As part of the intervention, Professor Hlengani Mathebula was appointed as administrator to oversee the institution.
The move has sparked concern within the student accommodation sector, particularly among landlords who depend on timely NSFAS payments to sustain operations.
South African National Student Accommodation Association chairperson Duncan Monks said accommodation providers have repeatedly heard promises of reform and improved payment systems whenever new leadership structures are introduced at NSFAS.
However, he said landlords continue to face delayed payments, unresolved reconciliation issues, missing remittance advice, and uncertainty around rental rates.
According to SANSAA, which represents affiliates linked to roughly 300,000 student beds nationwide, this marks the third time NSFAS has been placed under administration since 2018.
The association warned that repeated short-term interventions are failing to address the deeper structural problems affecting the institution.
SANSAA also expressed concern over increasing reports of student accommodation providers, particularly in the City of Tshwane and other parts of the country, facing electricity disconnections due to unpaid municipal accounts.
The organisation said these disruptions reflect the severe financial strain landlords are currently under as they continue to absorb rising operational costs while waiting for delayed NSFAS payments.
Accommodation providers are reportedly dealing with increasing electricity tariffs, water charges, security costs, maintenance expenses, interest rates, and general operational overheads, while the 2026 NSFAS rental rates remain unresolved.
Industry representatives warn that many landlords may soon struggle to continue operating under the current conditions.
SANSAA said the impact of the crisis ultimately falls on students, with electricity outages, deferred maintenance, service interruptions, and deteriorating living conditions affecting the quality and safety of accommodation.

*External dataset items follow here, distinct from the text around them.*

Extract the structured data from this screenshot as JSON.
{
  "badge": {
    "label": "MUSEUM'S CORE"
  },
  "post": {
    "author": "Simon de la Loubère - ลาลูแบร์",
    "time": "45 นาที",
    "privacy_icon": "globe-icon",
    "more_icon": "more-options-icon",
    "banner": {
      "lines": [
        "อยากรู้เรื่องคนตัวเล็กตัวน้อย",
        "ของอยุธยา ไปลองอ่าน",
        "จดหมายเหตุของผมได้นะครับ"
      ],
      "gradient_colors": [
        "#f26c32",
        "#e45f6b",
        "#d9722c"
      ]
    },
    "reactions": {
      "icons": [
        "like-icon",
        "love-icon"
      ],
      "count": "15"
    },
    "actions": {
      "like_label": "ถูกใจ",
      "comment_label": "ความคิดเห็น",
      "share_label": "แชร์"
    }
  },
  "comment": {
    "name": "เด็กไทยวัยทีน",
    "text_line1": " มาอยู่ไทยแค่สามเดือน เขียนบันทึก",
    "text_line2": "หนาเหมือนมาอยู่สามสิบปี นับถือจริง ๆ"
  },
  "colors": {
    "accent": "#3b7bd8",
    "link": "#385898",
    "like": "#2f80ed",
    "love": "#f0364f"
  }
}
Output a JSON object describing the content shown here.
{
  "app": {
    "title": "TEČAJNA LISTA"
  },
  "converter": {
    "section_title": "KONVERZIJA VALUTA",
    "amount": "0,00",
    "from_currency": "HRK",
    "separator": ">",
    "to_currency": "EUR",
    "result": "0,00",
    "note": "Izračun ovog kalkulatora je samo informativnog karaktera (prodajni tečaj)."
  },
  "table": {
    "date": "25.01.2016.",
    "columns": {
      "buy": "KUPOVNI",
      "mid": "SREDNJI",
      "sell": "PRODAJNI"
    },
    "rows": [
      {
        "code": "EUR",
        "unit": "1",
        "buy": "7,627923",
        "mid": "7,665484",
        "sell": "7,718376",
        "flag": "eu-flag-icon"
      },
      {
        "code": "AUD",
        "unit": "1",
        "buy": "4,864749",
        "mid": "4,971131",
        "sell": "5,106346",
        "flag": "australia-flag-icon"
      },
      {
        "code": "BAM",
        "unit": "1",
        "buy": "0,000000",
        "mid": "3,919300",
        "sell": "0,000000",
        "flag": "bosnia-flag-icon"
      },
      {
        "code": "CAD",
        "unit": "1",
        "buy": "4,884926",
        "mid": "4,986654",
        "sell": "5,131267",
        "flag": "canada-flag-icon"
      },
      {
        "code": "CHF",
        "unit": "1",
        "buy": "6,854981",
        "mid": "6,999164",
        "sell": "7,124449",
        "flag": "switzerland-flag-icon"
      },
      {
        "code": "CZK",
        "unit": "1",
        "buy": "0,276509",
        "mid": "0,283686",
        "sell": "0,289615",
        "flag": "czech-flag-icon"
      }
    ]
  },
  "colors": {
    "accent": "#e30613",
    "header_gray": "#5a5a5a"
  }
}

The association has called on the administrator and the Department of Higher Education and Training to urgently address several key issues, including finalising the 2026 accommodation rental rates, settling outstanding landlord payments, improving invoice reconciliation systems, and engaging directly with accommodation associations.
It also called for long-term reforms that would remove student accommodation management from what it described as NSFAS’s unstable operating environment.

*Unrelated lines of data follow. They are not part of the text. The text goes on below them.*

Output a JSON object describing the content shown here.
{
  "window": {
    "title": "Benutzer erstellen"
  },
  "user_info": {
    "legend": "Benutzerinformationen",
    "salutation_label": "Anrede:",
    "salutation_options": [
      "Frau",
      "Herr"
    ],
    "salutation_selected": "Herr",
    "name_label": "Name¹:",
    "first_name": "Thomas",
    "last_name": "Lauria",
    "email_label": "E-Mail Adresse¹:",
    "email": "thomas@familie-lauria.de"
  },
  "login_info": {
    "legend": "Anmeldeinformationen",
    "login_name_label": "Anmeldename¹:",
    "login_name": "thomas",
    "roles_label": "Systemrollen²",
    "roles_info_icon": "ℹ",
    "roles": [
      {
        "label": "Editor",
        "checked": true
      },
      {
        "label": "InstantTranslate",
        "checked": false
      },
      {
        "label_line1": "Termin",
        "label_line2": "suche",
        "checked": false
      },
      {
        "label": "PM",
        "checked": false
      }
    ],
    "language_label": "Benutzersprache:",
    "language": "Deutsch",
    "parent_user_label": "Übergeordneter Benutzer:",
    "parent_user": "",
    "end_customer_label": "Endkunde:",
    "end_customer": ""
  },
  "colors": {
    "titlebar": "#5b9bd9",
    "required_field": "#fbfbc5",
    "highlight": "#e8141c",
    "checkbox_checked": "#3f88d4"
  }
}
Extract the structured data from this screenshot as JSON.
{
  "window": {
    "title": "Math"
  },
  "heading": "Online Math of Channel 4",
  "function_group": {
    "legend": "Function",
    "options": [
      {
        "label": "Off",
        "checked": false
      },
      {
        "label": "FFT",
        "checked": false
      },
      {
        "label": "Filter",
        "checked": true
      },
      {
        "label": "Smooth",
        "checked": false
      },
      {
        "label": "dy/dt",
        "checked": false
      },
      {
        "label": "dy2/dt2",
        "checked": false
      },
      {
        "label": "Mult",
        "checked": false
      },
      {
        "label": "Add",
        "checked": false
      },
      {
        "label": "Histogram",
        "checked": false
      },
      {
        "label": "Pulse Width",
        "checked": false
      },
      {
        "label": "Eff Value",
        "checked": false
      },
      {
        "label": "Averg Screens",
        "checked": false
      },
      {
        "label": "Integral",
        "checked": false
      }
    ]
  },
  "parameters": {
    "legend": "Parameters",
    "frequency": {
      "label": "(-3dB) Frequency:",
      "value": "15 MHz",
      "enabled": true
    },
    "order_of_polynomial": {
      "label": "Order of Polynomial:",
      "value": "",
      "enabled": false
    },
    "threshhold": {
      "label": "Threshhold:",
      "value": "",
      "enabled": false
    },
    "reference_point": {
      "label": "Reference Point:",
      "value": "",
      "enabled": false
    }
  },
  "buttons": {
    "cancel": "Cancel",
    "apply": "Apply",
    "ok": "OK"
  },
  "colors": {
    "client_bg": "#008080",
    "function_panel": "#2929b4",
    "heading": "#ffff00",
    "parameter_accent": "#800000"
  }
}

Monks said student accommodation has become a major national asset class that requires policy certainty, stable administration, and investor confidence.
As a result, SANSAA is advocating for the establishment of an independent student accommodation authority that would oversee accreditation, compliance, grading, and payment systems separately from NSFAS.
The concerns raised by SANSAA echo earlier calls from the South African Student Accommodation Providers Association.
In February, the association’s CEO, Inga Ncomanzi, said the student accommodation sector had reached a critical point ahead of the 2026 National Budget.
Ncomanzi argued that private accommodation providers have long filled the gap between government funding promises and the practical realities students face in securing safe housing.
At the time, the association called for inflation-linked rental adjustments, guaranteed payment systems, incentives for new student housing developments, and relief measures for rising utility costs.